The evaluation of water jets presented here provides strong evidence in support of their impact on childhood obesity. The evaluation builds on our intial models by incorporating an intervention impact in addition to either an AR(1) or AR(2) growth trajectory. As such, the impact of water jets is measured as a shift in the potential BMI trajectory. These evaluations were performed over two specifications with similar results. The measured impacts at higher BMI percentiles were in the −0.15 to −0.25 BMI points range. While these impacts may appear modest, they have magnitudes approaching the observed impact of extreme poverty.

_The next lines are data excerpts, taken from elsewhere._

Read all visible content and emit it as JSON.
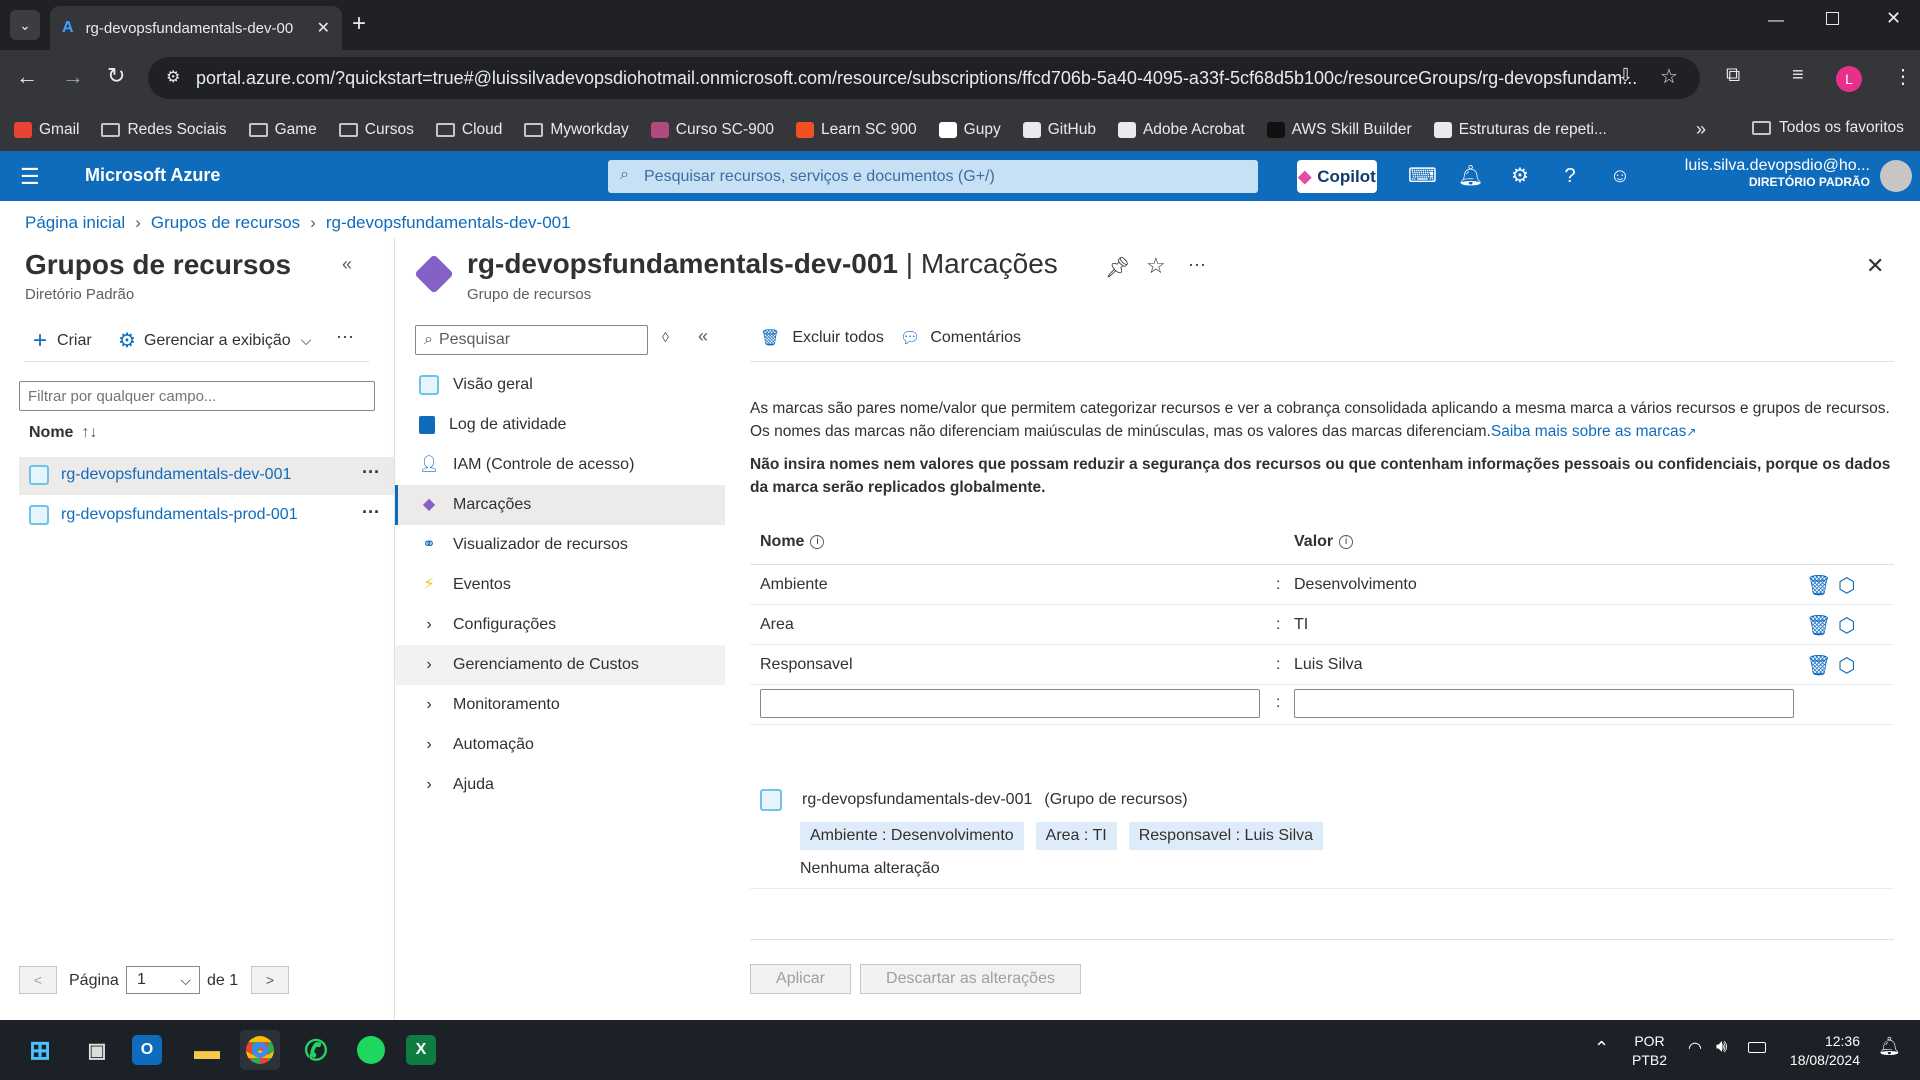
{
  "browser": {
    "tab_title": "rg-devopsfundamentals-dev-00",
    "url": "portal.azure.com/?quickstart=true#@luissilvadevopsdiohotmail.onmicrosoft.com/resource/subscriptions/ffcd706b-5a40-4095-a33f-5cf68d5b100c/resourceGroups/rg-devopsfundam...",
    "profile_initial": "L",
    "bookmarks": [
      {
        "label": "Gmail",
        "icon": "gmail-icon"
      },
      {
        "label": "Redes Sociais",
        "icon": "folder-icon"
      },
      {
        "label": "Game",
        "icon": "folder-icon"
      },
      {
        "label": "Cursos",
        "icon": "folder-icon"
      },
      {
        "label": "Cloud",
        "icon": "folder-icon"
      },
      {
        "label": "Myworkday",
        "icon": "folder-icon"
      },
      {
        "label": "Curso SC-900",
        "icon": "course-icon"
      },
      {
        "label": "Learn SC 900",
        "icon": "microsoft-icon"
      },
      {
        "label": "Gupy",
        "icon": "gupy-icon"
      },
      {
        "label": "GitHub",
        "icon": "github-icon"
      },
      {
        "label": "Adobe Acrobat",
        "icon": "acrobat-icon"
      },
      {
        "label": "AWS Skill Builder",
        "icon": "aws-icon"
      },
      {
        "label": "Estruturas de repeti...",
        "icon": "layers-icon"
      }
    ],
    "all_bookmarks": "Todos os favoritos"
  },
  "azure": {
    "brand": "Microsoft Azure",
    "search_placeholder": "Pesquisar recursos, serviços e documentos (G+/)",
    "copilot": "Copilot",
    "user_name": "luis.silva.devopsdio@ho...",
    "user_dir": "DIRETÓRIO PADRÃO"
  },
  "breadcrumb": [
    "Página inicial",
    "Grupos de recursos",
    "rg-devopsfundamentals-dev-001"
  ],
  "left": {
    "title": "Grupos de recursos",
    "subtitle": "Diretório Padrão",
    "create": "Criar",
    "manage_view": "Gerenciar a exibição",
    "filter_placeholder": "Filtrar por qualquer campo...",
    "col_name": "Nome",
    "items": [
      "rg-devopsfundamentals-dev-001",
      "rg-devopsfundamentals-prod-001"
    ],
    "page_label": "Página",
    "page_value": "1",
    "page_of": "de 1",
    "prev": "<",
    "next": ">"
  },
  "resource": {
    "name": "rg-devopsfundamentals-dev-001",
    "section": "| Marcações",
    "type": "Grupo de recursos"
  },
  "menu": {
    "search_placeholder": "Pesquisar",
    "items": [
      "Visão geral",
      "Log de atividade",
      "IAM (Controle de acesso)",
      "Marcações",
      "Visualizador de recursos",
      "Eventos",
      "Configurações",
      "Gerenciamento de Custos",
      "Monitoramento",
      "Automação",
      "Ajuda"
    ]
  },
  "tags": {
    "delete_all": "Excluir todos",
    "comments": "Comentários",
    "description": "As marcas são pares nome/valor que permitem categorizar recursos e ver a cobrança consolidada aplicando a mesma marca a vários recursos e grupos de recursos. Os nomes das marcas não diferenciam maiúsculas de minúsculas, mas os valores das marcas diferenciam.",
    "learn_more": "Saiba mais sobre as marcas",
    "warning": "Não insira nomes nem valores que possam reduzir a segurança dos recursos ou que contenham informações pessoais ou confidenciais, porque os dados da marca serão replicados globalmente.",
    "col_name": "Nome",
    "col_value": "Valor",
    "rows": [
      {
        "name": "Ambiente",
        "value": "Desenvolvimento"
      },
      {
        "name": "Area",
        "value": "TI"
      },
      {
        "name": "Responsavel",
        "value": "Luis Silva"
      }
    ],
    "new_name": "",
    "new_value": "",
    "summary_resource": "rg-devopsfundamentals-dev-001",
    "summary_type": "(Grupo de recursos)",
    "chips": [
      "Ambiente : Desenvolvimento",
      "Area : TI",
      "Responsavel : Luis Silva"
    ],
    "no_change": "Nenhuma alteração",
    "apply": "Aplicar",
    "discard": "Descartar as alterações"
  },
  "taskbar": {
    "lang1": "POR",
    "lang2": "PTB2",
    "time": "12:36",
    "date": "18/08/2024"
  }
}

Further, a shift in BMI of -0.15 to -0.25 points, the estimated impact of water jets, would correspond to a 2.6 to 4.8% decline in obesity, or 3,500 to 6,500 children in New York City.

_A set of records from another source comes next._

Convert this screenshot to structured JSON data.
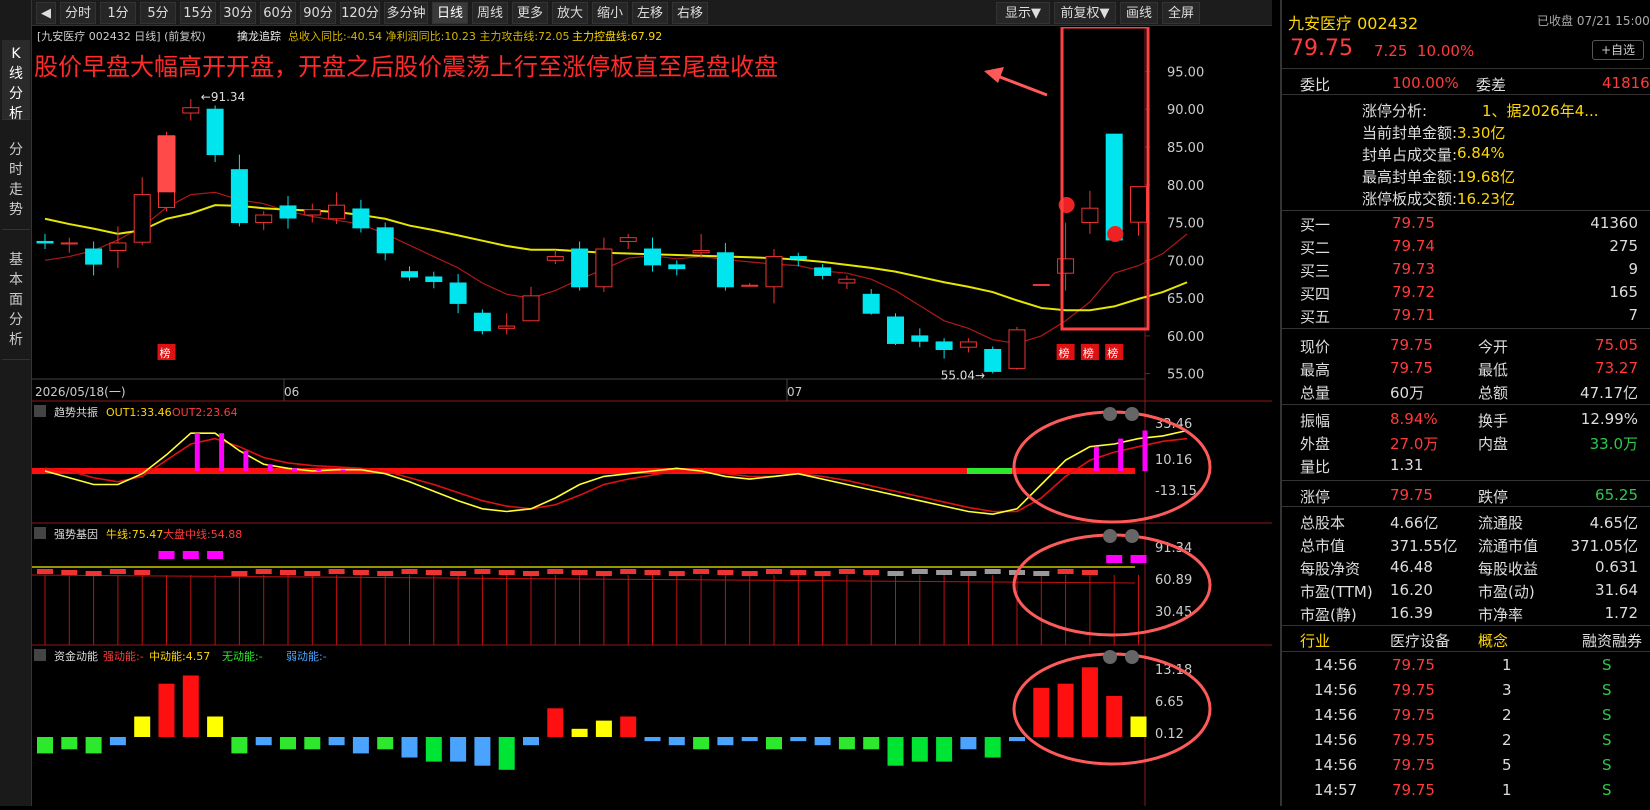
{
  "left_tabs": [
    {
      "label": "K线分析"
    },
    {
      "label": "分时走势"
    },
    {
      "label": "基本面分析"
    }
  ],
  "toolbar": {
    "items": [
      "分时",
      "1分",
      "5分",
      "15分",
      "30分",
      "60分",
      "90分",
      "120分",
      "多分钟",
      "日线",
      "周线",
      "更多▼",
      "放大",
      "缩小",
      "左移",
      "右移"
    ],
    "right_items": [
      "显示▼",
      "前复权▼",
      "画线",
      "全屏"
    ]
  },
  "chart_header": {
    "stock": "[九安医疗 002432 日线]",
    "adjust": "(前复权)",
    "indicator": "擒龙追踪",
    "metrics": "总收入同比:-40.54 净利润同比:10.23 主力攻击线:72.05",
    "control": "主力控盘线:67.92"
  },
  "annotation": "股价早盘大幅高开开盘，开盘之后股价震荡上行至涨停板直至尾盘收盘",
  "price_labels": {
    "high": "91.34",
    "low": "55.04"
  },
  "date_labels": [
    "2026/05/18(一)",
    "06",
    "07"
  ],
  "bang": "榜",
  "panel1": {
    "name": "趋势共振",
    "out1": "OUT1:33.46",
    "out2": "OUT2:23.64",
    "ticks": [
      "33.46",
      "10.16",
      "-13.15"
    ]
  },
  "panel2": {
    "name": "强势基因",
    "bull": "牛线:75.47",
    "market": "大盘中线:54.88",
    "ticks": [
      "91.34",
      "60.89",
      "30.45"
    ]
  },
  "panel3": {
    "name": "资金动能",
    "strong": "强动能:-",
    "mid": "中动能:4.57",
    "none": "无动能:-",
    "weak": "弱动能:-",
    "ticks": [
      "13.18",
      "6.65",
      "0.12"
    ]
  },
  "chart_data": {
    "type": "candlestick",
    "y_ticks": [
      95,
      90,
      85,
      80,
      75,
      70,
      65,
      60,
      55
    ],
    "ylim": [
      53.5,
      98.5
    ],
    "candles": [
      [
        72.5,
        73.5,
        71.5,
        72.3
      ],
      [
        72.3,
        73.0,
        71.0,
        72.3
      ],
      [
        71.5,
        72.5,
        68.0,
        69.5
      ],
      [
        71.3,
        74.5,
        69.0,
        72.3
      ],
      [
        72.4,
        81.0,
        72.0,
        78.7
      ],
      [
        77.0,
        87.0,
        76.5,
        86.5
      ],
      [
        89.5,
        91.34,
        88.5,
        90.2
      ],
      [
        90.0,
        90.5,
        83.0,
        84.0
      ],
      [
        82.0,
        84.0,
        74.5,
        75.0
      ],
      [
        75.0,
        76.5,
        74.0,
        76.0
      ],
      [
        77.2,
        78.5,
        74.2,
        75.6
      ],
      [
        76.0,
        77.5,
        75.0,
        76.7
      ],
      [
        75.5,
        79.0,
        74.8,
        77.3
      ],
      [
        76.8,
        78.0,
        73.7,
        74.3
      ],
      [
        74.3,
        75.0,
        70.0,
        71.0
      ],
      [
        68.5,
        69.2,
        67.3,
        67.8
      ],
      [
        67.8,
        68.5,
        66.3,
        67.2
      ],
      [
        67.0,
        68.2,
        63.0,
        64.3
      ],
      [
        63.0,
        63.5,
        60.2,
        60.7
      ],
      [
        61.0,
        63.0,
        60.2,
        61.3
      ],
      [
        62.0,
        66.5,
        62.0,
        65.3
      ],
      [
        70.0,
        71.4,
        69.5,
        70.5
      ],
      [
        71.5,
        72.5,
        66.0,
        66.5
      ],
      [
        66.5,
        73.0,
        65.8,
        71.5
      ],
      [
        72.5,
        73.5,
        71.5,
        73.0
      ],
      [
        71.5,
        73.0,
        68.5,
        69.4
      ],
      [
        69.4,
        70.0,
        68.0,
        68.9
      ],
      [
        71.0,
        73.5,
        70.3,
        71.3
      ],
      [
        71.0,
        72.3,
        66.0,
        66.5
      ],
      [
        66.7,
        67.0,
        66.5,
        66.7
      ],
      [
        66.5,
        71.5,
        64.3,
        70.5
      ],
      [
        70.5,
        71.0,
        69.2,
        70.2
      ],
      [
        69.0,
        69.5,
        67.5,
        68.0
      ],
      [
        67.0,
        68.0,
        66.2,
        67.5
      ],
      [
        65.5,
        66.2,
        62.8,
        63.0
      ],
      [
        62.5,
        63.0,
        58.8,
        59.0
      ],
      [
        60.0,
        61.0,
        58.5,
        59.3
      ],
      [
        59.2,
        59.7,
        57.0,
        58.2
      ],
      [
        58.5,
        59.7,
        57.8,
        59.2
      ],
      [
        58.2,
        58.6,
        55.04,
        55.3
      ],
      [
        55.7,
        61.2,
        55.5,
        60.8
      ],
      [
        66.8,
        66.8,
        66.8,
        66.8
      ],
      [
        68.3,
        75.0,
        66.0,
        70.2
      ],
      [
        75.0,
        79.2,
        73.5,
        76.9
      ],
      [
        86.7,
        86.7,
        72.7,
        72.7
      ],
      [
        75.05,
        79.75,
        73.27,
        79.75
      ]
    ],
    "ma_yellow_values": [
      75.5,
      74.8,
      74.2,
      73.5,
      74.0,
      75.5,
      76.2,
      77.3,
      77.2,
      76.9,
      76.7,
      76.6,
      76.4,
      76.0,
      75.5,
      74.6,
      74.0,
      73.3,
      72.6,
      71.9,
      71.4,
      71.4,
      71.2,
      71.0,
      70.9,
      70.8,
      70.7,
      70.6,
      70.5,
      70.4,
      70.3,
      70.1,
      69.8,
      69.4,
      69.0,
      68.5,
      67.8,
      67.1,
      66.5,
      65.8,
      64.7,
      63.7,
      63.4,
      63.4,
      63.9,
      64.9,
      65.8,
      67.1
    ],
    "ma_red_values": [
      70.0,
      70.5,
      71.3,
      72.7,
      74.4,
      77.0,
      78.7,
      79.0,
      78.0,
      77.5,
      76.5,
      75.8,
      75.3,
      74.8,
      73.5,
      72.0,
      70.5,
      69.0,
      67.0,
      65.5,
      65.0,
      66.0,
      67.5,
      68.8,
      70.3,
      70.6,
      70.2,
      70.5,
      70.1,
      69.8,
      69.5,
      69.3,
      68.6,
      68.3,
      67.5,
      66.0,
      64.0,
      62.0,
      61.0,
      59.5,
      59.0,
      60.0,
      62.0,
      64.5,
      68.3,
      69.3,
      70.9,
      73.5
    ]
  },
  "right": {
    "title": "九安医疗 002432",
    "status": "已收盘 07/21 15:00",
    "price": "79.75",
    "change": "7.25",
    "pct": "10.00%",
    "fav": "+自选",
    "webi": [
      "委比",
      "100.00%",
      "委差",
      "41816"
    ],
    "analysis": [
      [
        "涨停分析:",
        "1、据2026年4..."
      ],
      [
        "当前封单金额:",
        "3.30亿"
      ],
      [
        "封单占成交量:",
        "6.84%"
      ],
      [
        "最高封单金额:",
        "19.68亿"
      ],
      [
        "涨停板成交额:",
        "16.23亿"
      ]
    ],
    "bids": [
      [
        "买一",
        "79.75",
        "41360"
      ],
      [
        "买二",
        "79.74",
        "275"
      ],
      [
        "买三",
        "79.73",
        "9"
      ],
      [
        "买四",
        "79.72",
        "165"
      ],
      [
        "买五",
        "79.71",
        "7"
      ]
    ],
    "quote": [
      [
        "现价",
        "79.75",
        "今开",
        "75.05"
      ],
      [
        "最高",
        "79.75",
        "最低",
        "73.27"
      ],
      [
        "总量",
        "60万",
        "总额",
        "47.17亿"
      ]
    ],
    "quote2": [
      [
        "振幅",
        "8.94%",
        "换手",
        "12.99%"
      ],
      [
        "外盘",
        "27.0万",
        "内盘",
        "33.0万"
      ],
      [
        "量比",
        "1.31",
        "",
        ""
      ]
    ],
    "limits": [
      "涨停",
      "79.75",
      "跌停",
      "65.25"
    ],
    "fund": [
      [
        "总股本",
        "4.66亿",
        "流通股",
        "4.65亿"
      ],
      [
        "总市值",
        "371.55亿",
        "流通市值",
        "371.05亿"
      ],
      [
        "每股净资",
        "46.48",
        "每股收益",
        "0.631"
      ],
      [
        "市盈(TTM)",
        "16.20",
        "市盈(动)",
        "31.64"
      ],
      [
        "市盈(静)",
        "16.39",
        "市净率",
        "1.72"
      ]
    ],
    "tabs": [
      "行业",
      "医疗设备",
      "概念",
      "融资融券"
    ],
    "ticks": [
      [
        "14:56",
        "79.75",
        "1",
        "S"
      ],
      [
        "14:56",
        "79.75",
        "3",
        "S"
      ],
      [
        "14:56",
        "79.75",
        "2",
        "S"
      ],
      [
        "14:56",
        "79.75",
        "2",
        "S"
      ],
      [
        "14:56",
        "79.75",
        "5",
        "S"
      ],
      [
        "14:57",
        "79.75",
        "1",
        "S"
      ]
    ]
  }
}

We have also presented a mechanism to characterize the spatial pattern of obesity across neighborhoods. As presented here, the spatial patterns are established as a type of area-aggregated model residual derived by comparing the share of the sample population below a predicted quantile to the nominal quantile. This could be further enhanced by directly incorporating neighborhood-level characteristics or interventions as shown with neighborhood poverty. It would also be possible to use interesting cross-over research designs that would use the information on a child’s change in residence to treat neighborhood features as a kind of natural experiment (Schroeder et al., 2020).

The key point in this paper is that we have demonstrated that it is possible to develop models of child BMI trajectories that incorporate longitudinal records and a policy control with individual covatiates without resorting to an external centile reference chart or the myriad assumptions inherent in converting raw measures to the domain of reference charts. It is also important to note that because the quantile growth models can be used to characterize differences in the overall shape and location of distributions under policy treatment or no policy treatment, we can also translate our results back into the domain of CDC growth charts. That is, we can use the models to indicate how CDC defined severe obesity increases or decreases.

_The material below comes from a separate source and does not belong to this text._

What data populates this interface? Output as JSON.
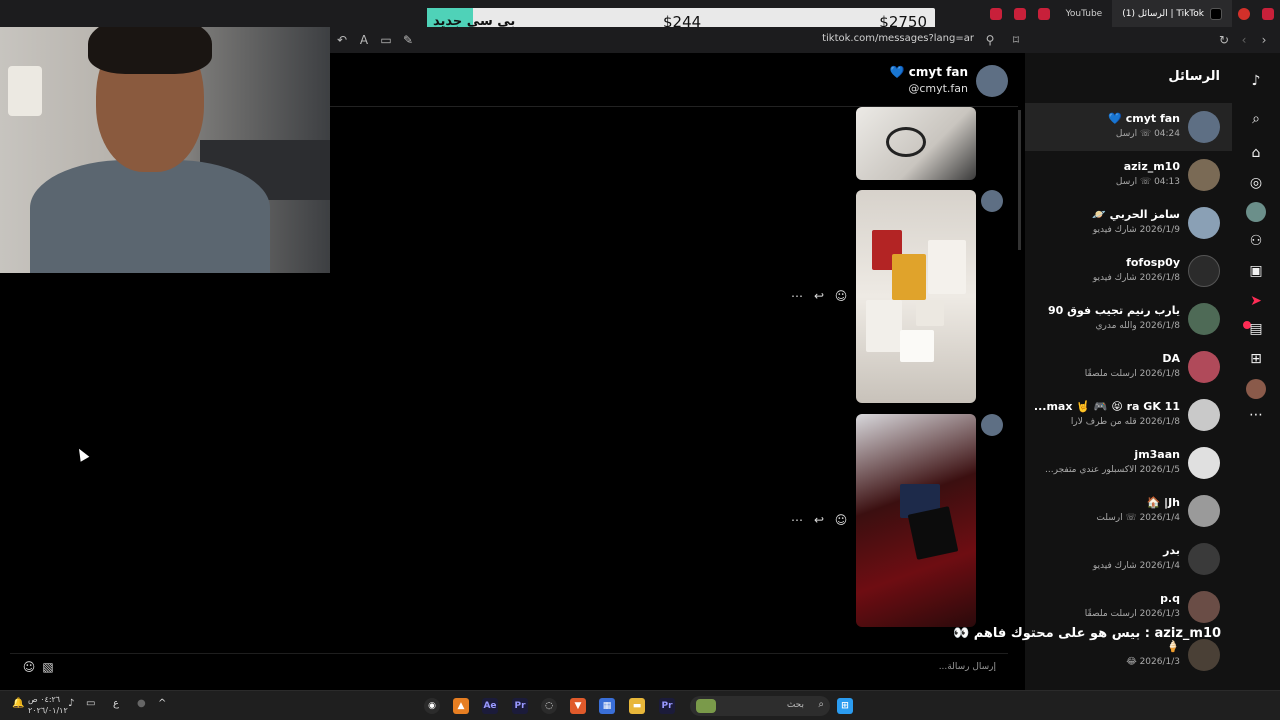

The efficacy of childhood obesity policy should be evaluated as the impact on individuals’ BMI trajectories. Quantile regression of longitudinal growth curves can describe full BMI distributions while incorporating demographic and policy-specific information. Further, the impacts of obesity-specific policies are of varying importance across the distribution of BMIs. This is a key feature of quantile regression (Koenker, 2018) that has begun to receive attention at the research design or policy formation stage (Wang, Zhou, Song, & Sherwood, 2018). As long as policy can be applied to individual children, either by their school or by the residence (community), the impact can be quantified. Likewise, changes in the built environment (community or school) can be incorporated into these models to assess their impact on individual growth trajectories.

The statistical models developed in this paper rely on the availability of highly detailed longitudinal administrative data. Such data are becoming increasingly common and the detail in these databases is also expanding with the establishment of integrated data systems. Our framework is particularly relevant when evaluating targeted policies that are typically evaluated in an ad hoc manner. Even rigorous evaluations of such policies routinely ignore the full policy context in which it was implemented. Our proposed approach takes advantage of the demographic, geographic, and temporal detail within school records. In countries without health registries, such as the United States, demographics taken from school records offer incredibly high coverage with high detail and the ability to see individuals change through time. Our analytic approach takes full advantage of longitudinal information potentially enabling causal interpretations of the link between policies and outcomes. By focusing on BMI the approach achieves greater power than using an obesity indicator, while the quantile regression allows us to quantify the impact on the right tail of the distribution where health risk is known to occur.